The earnings of the top three players—Schaeffler India, SKF India, and Timken India—are likely to grow between 23 percent and 40 percent in this period, driven by technological differentiation, the report added.


Digital sales and future-ready workforce are two of the six focus areas for SKF India. For now, it is innovating to improve the experience of end-customers.

SKF India is "focusing on new value-added processes, developing digital solutions that will remove the need for our workforce to do repetitive tasks," Bhatnagar told analysts during the earnings call in July 2021.

The company is also relying on technology to move towards fee-based models. "We are really trying to move to a model where we are so sure about the analytics that we do," Mitra says.


SKF India is providing condition-based monitoring, in which it is using internet of things (IoT) devices, gathering data, and using that to predict failures before they happen.


Under the fee-based model, SKF India is not billing a steel manufacturer for the number of bearings it buys, but for the amount of steel it produces. It's output-based pricing!


SKF India is promising improved efficiency of machines to its customers with this performance-based business model, as they won't bill if the plant has a failure.
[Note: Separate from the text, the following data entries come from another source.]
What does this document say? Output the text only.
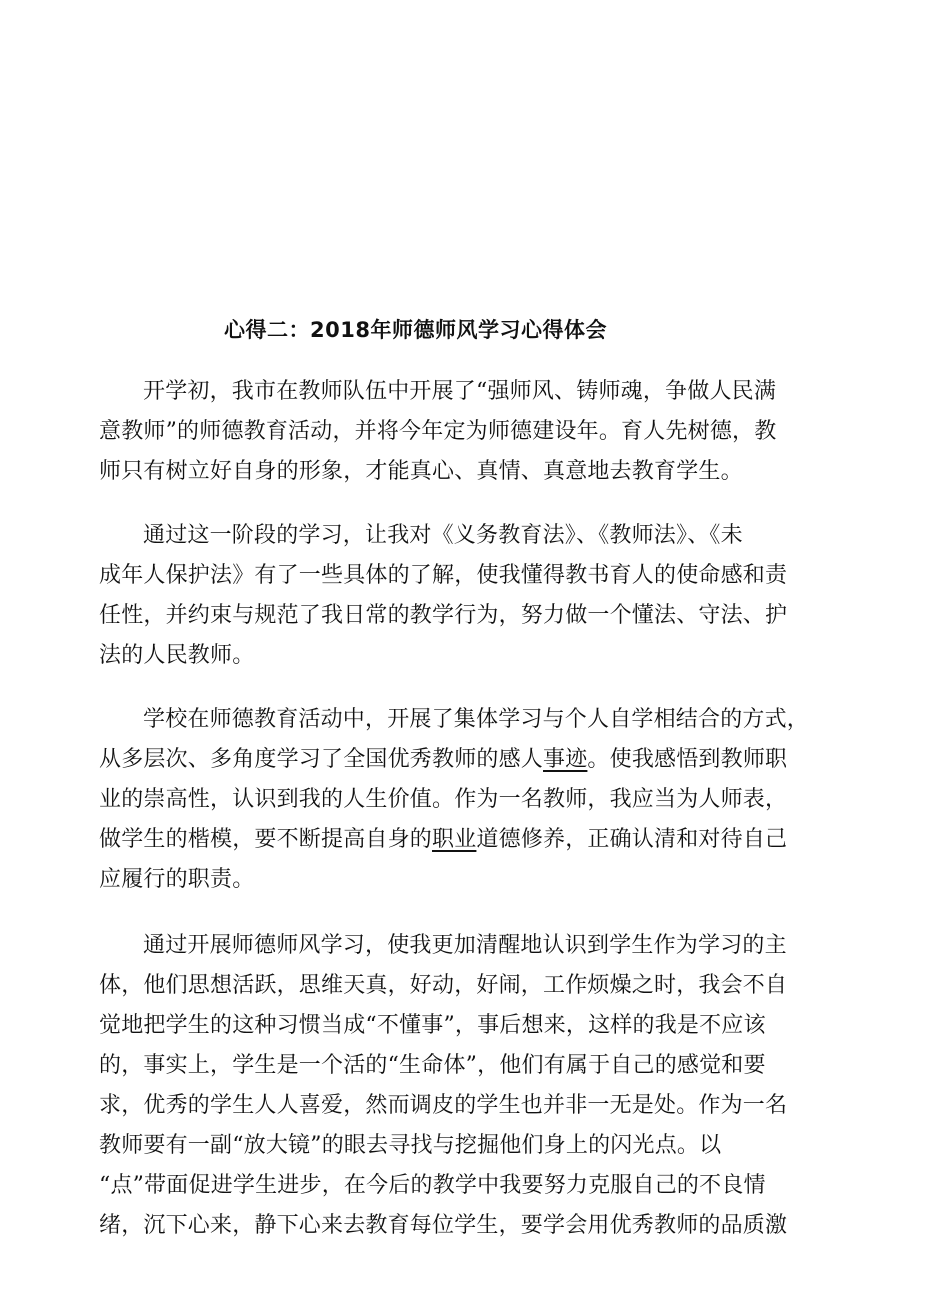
心得二：2018年师德师风学习心得体会
开学初，我市在教师队伍中开展了“强师风、铸师魂，争做人民满
意教师”的师德教育活动，并将今年定为师德建设年。育人先树德，教
师只有树立好自身的形象，才能真心、真情、真意地去教育学生。
通过这一阶段的学习，让我对《义务教育法》、《教师法》、《未
成年人保护法》有了一些具体的了解，使我懂得教书育人的使命感和责
任性，并约束与规范了我日常的教学行为，努力做一个懂法、守法、护
法的人民教师。
学校在师德教育活动中，开展了集体学习与个人自学相结合的方式，
从多层次、多角度学习了全国优秀教师的感人事迹。使我感悟到教师职
业的崇高性，认识到我的人生价值。作为一名教师，我应当为人师表，
做学生的楷模，要不断提高自身的职业道德修养，正确认清和对待自己
应履行的职责。
通过开展师德师风学习，使我更加清醒地认识到学生作为学习的主
体，他们思想活跃，思维天真，好动，好闹，工作烦燥之时，我会不自
觉地把学生的这种习惯当成“不懂事”，事后想来，这样的我是不应该
的，事实上，学生是一个活的“生命体”，他们有属于自己的感觉和要
求，优秀的学生人人喜爱，然而调皮的学生也并非一无是处。作为一名
教师要有一副“放大镜”的眼去寻找与挖掘他们身上的闪光点。以
“点”带面促进学生进步，在今后的教学中我要努力克服自己的不良情
绪，沉下心来，静下心来去教育每位学生，要学会用优秀教师的品质激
It has already signed a pay-per-ton performance contract with the Steel Authority of India (SAIL) for a period of five years. SKF's solution raised SAIL’s plant utilisation by approximately 40 percent, according to the Edelweiss research report. "For SKF, pay-per-ton has increased the share of its bearings business from 0 percent to 100 percent with SAIL," it added.


However, for this model to work, SKF India's customers need to have a certain business maturity. “This is something that has to be done only with the partnership of the customer,” Mitra says.


When the pandemic started in March 2020, SKF India was yet to piece together its online marketplace blueprint. Little did its management know that the blueprint would result in better planning and forecasts for its factories—and lead them to an output-based pricing model for customers.